A.S. Roma was here several years ago and everyone who watched their training sessions were so impressed in the physical nature of these players and how explosive they were during their plyometrics. That’s what I’m talking about. They were doing strength and power work daily in the middle of a grueling pre-season. And that is sport. Sport or movement is a series of plyometric movement repeated over and over.

Athletes in this sport should be fit; there is absolutely no question about that. Aside from skill, when people talk about other physical attributes of a player, they talk about how fast they are, how quick, how powerful, how strong they are. So lets train those qualities. Yes, I Back Squat soccer players, I track and I require them to get stronger, and guest what? I do if for Bench Press also. Depending on the individual we also may Clean, Deadlift and/or a number of other “big lifts.” Don’t freak out, we also do “core work” and stabilization. They too are important and a major part of my programs.

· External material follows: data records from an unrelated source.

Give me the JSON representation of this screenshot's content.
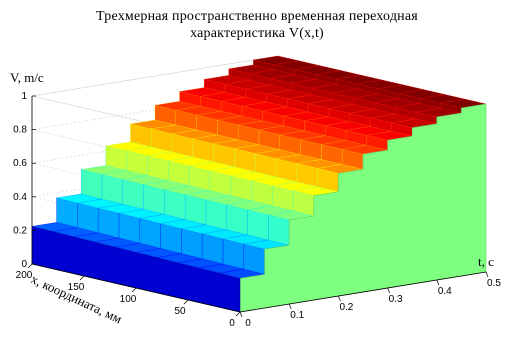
{
  "chart_data": {
    "type": "surface",
    "title_lines": [
      "Трехмерная пространственно временная переходная",
      "характеристика V(x,t)"
    ],
    "zlabel": "V, m/c",
    "tlabel": "t, c",
    "xlabel": "x, координата, мм",
    "z_ticks": [
      "0",
      "0.2",
      "0.4",
      "0.6",
      "0.8",
      "1"
    ],
    "t_ticks": [
      "0",
      "0.1",
      "0.2",
      "0.3",
      "0.4",
      "0.5"
    ],
    "x_ticks": [
      "200",
      "150",
      "100",
      "50",
      "0"
    ],
    "zlim": [
      0,
      1
    ],
    "tlim": [
      0,
      0.5
    ],
    "xlim": [
      0,
      200
    ],
    "steps": {
      "t_grid": [
        0,
        0.05,
        0.1,
        0.15,
        0.2,
        0.25,
        0.3,
        0.35,
        0.4,
        0.45,
        0.5
      ],
      "levels": [
        0.2,
        0.35,
        0.5,
        0.62,
        0.73,
        0.82,
        0.88,
        0.93,
        0.97,
        1.0
      ]
    },
    "front_wall_color": "#7fff7f",
    "colormap": "jet",
    "grid": true
  }
}
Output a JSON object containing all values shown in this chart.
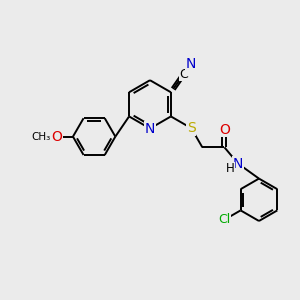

The last part I want to touch on is performance testing. We typically test a linear speed test (20m, 30m, 40yrd), agility (5.10.5 shuttle, arrowhead agility), power (vertical jump, broad jump) and conditioning (yo-yo intermittent recovery test, 300yrd shuttles). I am not going to get into the frequency or timing because there are too many variables to consider for the sake of this article.

1. Evaluation – Testing allows the athletes and coaches to evaluate progress and what changes to make.

2. Accountability – Did the athletes return in a physical manner that was expected?

3. Injury – If an athlete has experience an injury we can test them to see where they are in relation to their last test.

4. Comparison – Testing provides the ability to compare players within a team, a club, a league, or when signing.

One of my most frustrating discussions with a coach is when the coach is concerned about players getting injured during testing. I have a coach that I have worked very closely with over the years and he is very quick to say if an athlete was injured during testing or workouts, then they probably would have gotten injured sooner or later at practice or in a game. Testing is such a controlled environment that with properly trained professionals there should be very little fear of testing and injuries.